While we’ve all been pausing from in person gatherings this is a great read to prepare for our future gatherings. Let’s do things differently, more intentionally.

“Gatherings crackle and flourish when real thought goes into them, when (often invisible) structure is baked into them, and when a host has the curiosity, willingness, and generosity of spirit to try.”


The Day the World Came to Town

Find it on Goodreads

This book came as surprise this week after I saw it or heard of it from someone online. 9/11 was a tragic day in many respects but a group I never consider are those who were in the air as the attacks were happening. Hundreds of planes were diverted to Canada when American airspace was closed.
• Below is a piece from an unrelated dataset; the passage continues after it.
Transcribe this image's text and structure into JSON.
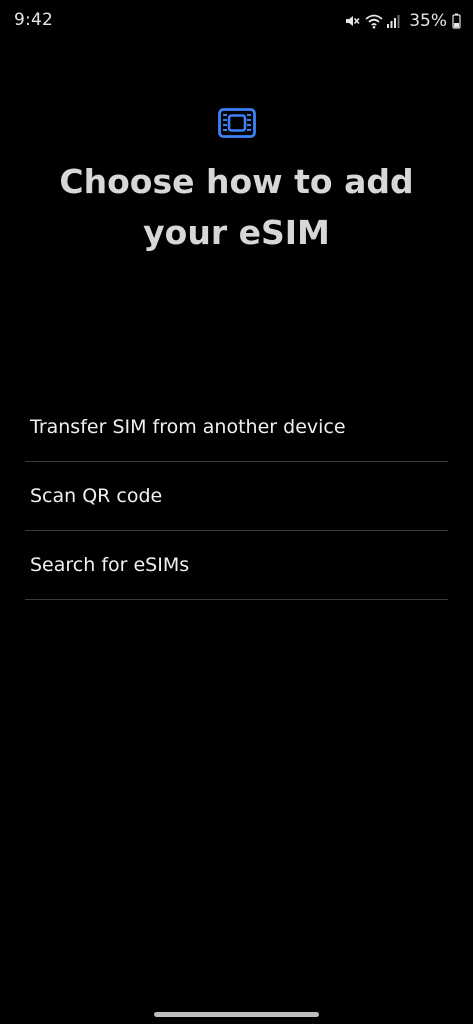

Gander and surrounding towns took in more then 6,000 passengers. The hospitality they showed them is quite impressive. 6,000 people far from home who weren’t sure what came next. Parents on their way home from adopting their children. Families on their way to Disney to celebrate a few kid birthdays. A mom who’s son was trapped in the towers. Friends who were on their way home from a fun trip. A family relocating to the US. Men and women displaced for six days with only their carry on bags.

Welcomed with open arms and hospitality to revival anything. They had all they needed and more!

“‘We’re all Americans tonight,’ replied McKeage. […] The Newfoundlanders had provided a caring haven for hundreds of people at a moment when they were scared and far from home. They were made to feel safe and secure when the world around them seemed anything but.”